Debatrix: Multi-dimensional Debate Judge with Iterative Chronological Analysis Based on LLM

TL;DR

Debatrix tackles automated judgment of long, multi-turn debates by combining iterative chronological analysis with multi-dimensional evaluation guided by memory-augmented LLMs. It introduces PanelBench, a benchmark comprising DebateArt and BP-Competition to evaluate debate-judging systems against real outcomes. The framework uses memory for context and analysis, plus specialized judges to generate per-speech, per-debater, and final verdicts, with dimensional collaboration producing a cohesive assessment. Results show that Debatrix outperforms direct LLM prompting and baseline variants, particularly by addressing long-context challenges and leveraging dimension-specific analyses, though issues like position bias and ethical considerations remain areas for further work.

Abstract

How can we construct an automated debate judge to evaluate an extensive, vibrant, multi-turn debate? This task is challenging, as judging a debate involves grappling with lengthy texts, intricate argument relationships, and multi-dimensional assessments. At the same time, current research mainly focuses on short dialogues, rarely touching upon the evaluation of an entire debate. In this paper, by leveraging Large Language Models (LLMs), we propose Debatrix, which makes the analysis and assessment of multi-turn debates more aligned with majority preferences. Specifically, Debatrix features a vertical, iterative chronological analysis and a horizontal, multi-dimensional evaluation collaboration. To align with real-world debate scenarios, we introduced the PanelBench benchmark, comparing our system's performance to actual debate outcomes. The findings indicate a notable enhancement over directly using LLMs for debate evaluation. Source code and benchmark data are available online at https://github.com/ljcleo/debatrix .
Paper Structure (36 sections, 5 figures, 19 tables)

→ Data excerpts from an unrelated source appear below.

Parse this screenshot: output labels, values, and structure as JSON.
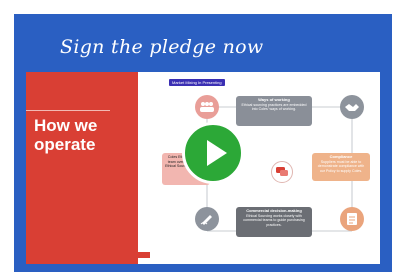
{
  "header": {
    "title": "Sign the pledge now"
  },
  "slide": {
    "heading": "How we operate",
    "badge": "Market Mixing In Presenting",
    "boxes": {
      "top": {
        "title": "Ways of working",
        "text": "Ethical sourcing practices are embedded into Coles' ways of working."
      },
      "left": {
        "title": "",
        "text": "Coles Ethical Sourcing team oversight and the Ethical Sourcing Program."
      },
      "right": {
        "title": "Compliance",
        "text": "Suppliers must be able to demonstrate compliance with our Policy to supply Coles."
      },
      "bottom": {
        "title": "Commercial decision-making",
        "text": "Ethical Sourcing works closely with commercial teams to guide purchasing practices."
      }
    },
    "icons": [
      "people-icon",
      "handshake-icon",
      "chat-icon",
      "checklist-icon",
      "pen-signature-icon"
    ]
  },
  "video": {
    "play_icon": "play-icon",
    "accent": "#2ca837"
  },
  "colors": {
    "brand_blue": "#2a5fc2",
    "brand_red": "#d93f34"
  }
}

This paper contains 36 sections, 5 figures, 19 tables.

Figures (5)

  • Figure 1: An LLM debate judge judging a debate between Alice and Bob. The LLM needs to understand the arguments and how they counter each other (purple bubble); the LLM also needs to evaluate the speeches in multiple dimensions (orange bubble). However, multi-round debates are often long, detracting attention or exceeding the context window (light gray bubble).
  • Figure 2: General structure of Debatrix. ①: add speech to context memory; ②: retrieve relevant pieces of context and analysis; ③: add analysis and reflections to analysis memory; ④: fetch analysis for final judgment. The framework can generate speech/debater judgments and the winner verdict based on analysis from single or multiple dimensions.
  • Figure 3: A more detailed version of an iterative chronological analysis. "JudgeGen." is a shorthand for "judge/verdict generator" that produces judgments and verdicts. Blocks and numbers match the ones in Figure \ref{['fig:framework']}, except the debate analyzer not shown in Figure \ref{['fig:framework']}.
  • Figure 4: Combining multiple dimensional debate analyses into one systematic analysis at the end of the debate. Each dimension possesses a memory for dimensional content analysis, allowing a more nuanced understanding of the debate.
  • Figure 5: Winner prediction RMSE on DebateArt debates with different numbers of speeches (left) or tokens (right). Note that Debatrix (light blue bar) always reaches a relatively low RMSE regardless of the number of speeches or tokens; no other model can achieve this.